The move doesn’t appear to be evidence of an explicit policy change on Don’t Ask Don’t Tell, but it does count as more potential evidence of a shift in attitude in military circles.Last June, Dan Choi announced on MSNBC that he was gay, prompting a National Guard board to recommend that he be discharged under the military’s Don’t Ask Don’t Tell policy. Though the discharge was never finalized, Choi, an outspoken advocate for the repeal of DADT, hadn’t been with his unit since then — until this weekend.

The news of Choi’s return was first reported on the website Bilerico.

It appears that the development was prompted, if indirectly, by the increasing likelihood that DADT is on the way out.

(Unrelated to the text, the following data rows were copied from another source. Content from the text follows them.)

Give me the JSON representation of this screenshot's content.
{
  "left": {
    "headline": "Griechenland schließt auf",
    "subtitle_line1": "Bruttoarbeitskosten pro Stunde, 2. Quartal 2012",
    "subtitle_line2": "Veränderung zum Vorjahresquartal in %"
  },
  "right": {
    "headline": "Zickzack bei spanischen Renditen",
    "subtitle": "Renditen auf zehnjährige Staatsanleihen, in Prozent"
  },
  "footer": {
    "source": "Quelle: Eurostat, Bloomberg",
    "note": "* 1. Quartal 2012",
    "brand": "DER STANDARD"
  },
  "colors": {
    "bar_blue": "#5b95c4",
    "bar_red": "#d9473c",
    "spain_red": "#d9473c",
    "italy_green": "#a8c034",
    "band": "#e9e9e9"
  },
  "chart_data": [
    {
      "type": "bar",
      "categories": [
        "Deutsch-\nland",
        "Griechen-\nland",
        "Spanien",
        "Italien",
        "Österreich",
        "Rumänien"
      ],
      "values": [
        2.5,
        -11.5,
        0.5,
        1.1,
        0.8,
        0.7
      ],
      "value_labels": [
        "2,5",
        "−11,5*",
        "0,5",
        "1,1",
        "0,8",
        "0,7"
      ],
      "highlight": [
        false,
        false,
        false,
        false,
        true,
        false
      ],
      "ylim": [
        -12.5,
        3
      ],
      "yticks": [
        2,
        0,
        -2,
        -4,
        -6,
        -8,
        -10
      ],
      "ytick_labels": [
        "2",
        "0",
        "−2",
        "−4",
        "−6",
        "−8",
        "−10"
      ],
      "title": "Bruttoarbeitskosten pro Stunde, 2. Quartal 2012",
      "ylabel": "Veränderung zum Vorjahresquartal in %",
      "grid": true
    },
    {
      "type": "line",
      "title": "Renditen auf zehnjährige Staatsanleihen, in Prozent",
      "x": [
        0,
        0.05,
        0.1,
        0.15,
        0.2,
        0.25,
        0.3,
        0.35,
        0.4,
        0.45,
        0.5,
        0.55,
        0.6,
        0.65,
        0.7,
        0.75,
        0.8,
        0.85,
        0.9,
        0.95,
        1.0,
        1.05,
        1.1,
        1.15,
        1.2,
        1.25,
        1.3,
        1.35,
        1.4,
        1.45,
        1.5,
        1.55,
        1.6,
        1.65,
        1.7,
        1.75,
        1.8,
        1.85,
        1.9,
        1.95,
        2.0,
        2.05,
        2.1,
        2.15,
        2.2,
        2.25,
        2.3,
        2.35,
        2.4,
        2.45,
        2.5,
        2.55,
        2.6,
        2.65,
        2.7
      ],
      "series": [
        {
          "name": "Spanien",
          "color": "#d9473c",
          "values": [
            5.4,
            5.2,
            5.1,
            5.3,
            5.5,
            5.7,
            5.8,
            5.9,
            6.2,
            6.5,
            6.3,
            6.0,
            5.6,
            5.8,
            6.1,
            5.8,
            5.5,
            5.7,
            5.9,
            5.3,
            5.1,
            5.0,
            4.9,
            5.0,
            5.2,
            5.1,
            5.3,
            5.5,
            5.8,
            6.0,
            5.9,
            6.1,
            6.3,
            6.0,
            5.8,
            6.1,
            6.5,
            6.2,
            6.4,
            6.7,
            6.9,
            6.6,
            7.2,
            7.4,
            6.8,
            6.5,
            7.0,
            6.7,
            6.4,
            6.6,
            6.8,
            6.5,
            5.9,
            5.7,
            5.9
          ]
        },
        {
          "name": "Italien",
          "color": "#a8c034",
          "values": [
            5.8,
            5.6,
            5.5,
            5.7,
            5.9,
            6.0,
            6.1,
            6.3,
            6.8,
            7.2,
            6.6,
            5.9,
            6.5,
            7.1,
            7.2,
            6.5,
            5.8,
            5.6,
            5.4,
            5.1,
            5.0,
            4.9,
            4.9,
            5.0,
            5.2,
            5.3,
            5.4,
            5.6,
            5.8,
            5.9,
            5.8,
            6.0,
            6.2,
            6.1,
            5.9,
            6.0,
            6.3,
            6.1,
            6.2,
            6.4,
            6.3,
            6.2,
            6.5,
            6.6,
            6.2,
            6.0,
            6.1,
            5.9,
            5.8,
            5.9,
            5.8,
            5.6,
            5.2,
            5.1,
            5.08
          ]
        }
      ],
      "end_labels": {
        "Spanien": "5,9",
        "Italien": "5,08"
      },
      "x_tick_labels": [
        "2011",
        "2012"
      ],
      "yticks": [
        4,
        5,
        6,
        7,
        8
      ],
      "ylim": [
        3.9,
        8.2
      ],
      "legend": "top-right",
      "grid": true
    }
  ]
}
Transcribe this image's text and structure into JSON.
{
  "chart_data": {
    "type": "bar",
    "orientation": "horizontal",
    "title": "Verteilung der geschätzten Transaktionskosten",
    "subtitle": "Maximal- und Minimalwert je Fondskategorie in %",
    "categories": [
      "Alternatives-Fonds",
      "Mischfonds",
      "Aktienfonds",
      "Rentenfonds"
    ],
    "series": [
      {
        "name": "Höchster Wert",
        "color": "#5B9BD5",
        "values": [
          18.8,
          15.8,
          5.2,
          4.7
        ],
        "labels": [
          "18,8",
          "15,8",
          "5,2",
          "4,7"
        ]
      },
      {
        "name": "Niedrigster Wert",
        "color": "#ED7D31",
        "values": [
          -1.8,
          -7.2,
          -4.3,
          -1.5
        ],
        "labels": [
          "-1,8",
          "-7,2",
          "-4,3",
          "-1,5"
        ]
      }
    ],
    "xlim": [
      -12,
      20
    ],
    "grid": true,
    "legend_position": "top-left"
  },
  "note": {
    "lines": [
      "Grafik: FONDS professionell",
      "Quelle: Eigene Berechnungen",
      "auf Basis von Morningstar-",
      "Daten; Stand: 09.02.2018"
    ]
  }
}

Sue Fulton, an activist with Knights Out, an organization of gay West Point graduates, explained to TPMmuckraker that Choi’s commanding officer decided that while Choi’s case was pending — as it still is — he should be temporarily “excused” from Guard duty. “The officer said, ‘You have a lot of other stuff going on, go do those things,'” said Fulton.

But last week — amid news reports that senior military figures supported ending DADT — Choi was contacted by the commanding officer, who invited him to rejoin the unit.

Fulton surmises that the commanding officer invited Choi back because, like many observers, he had come to believe that DADT may well be repealed, and therefore that Choi might not ultimately be discharged. “I would view it as a recognition by his unit that Dan’s discharge may, after all, NOT be confirmed by the Army,” she said.

Fulton stressed, though, that it’s unlikely that the decision was made by anyone higher in the chain of command. “National Guard commanders have wide latitude in terms of their units,” she said. “This is not a change in Army policy, nor any action from ‘higher headquarters’ that we are aware of.”

The military isn’t saying exactly what triggered the move. “He’s been on duty,” Eric Durr, a spokesman for the New York State Division of Military and Naval Affairs, which oversees the New York National Guard, told TPMmuckraker. “He has never left the National Guard.” Durr referred all questions on DADT to the Department of Defense.

And in an email to TPMmuckraker, Choi explained his return to his unit by saying simply that he rejoined “because we needed to train on critical infantry skills for a possible upcoming deployment.”

Choi warned that he may still be on shaky ground. “Good to be back with my unit,” he wrote, but added, “although I can still be fired at any moment for DADT.”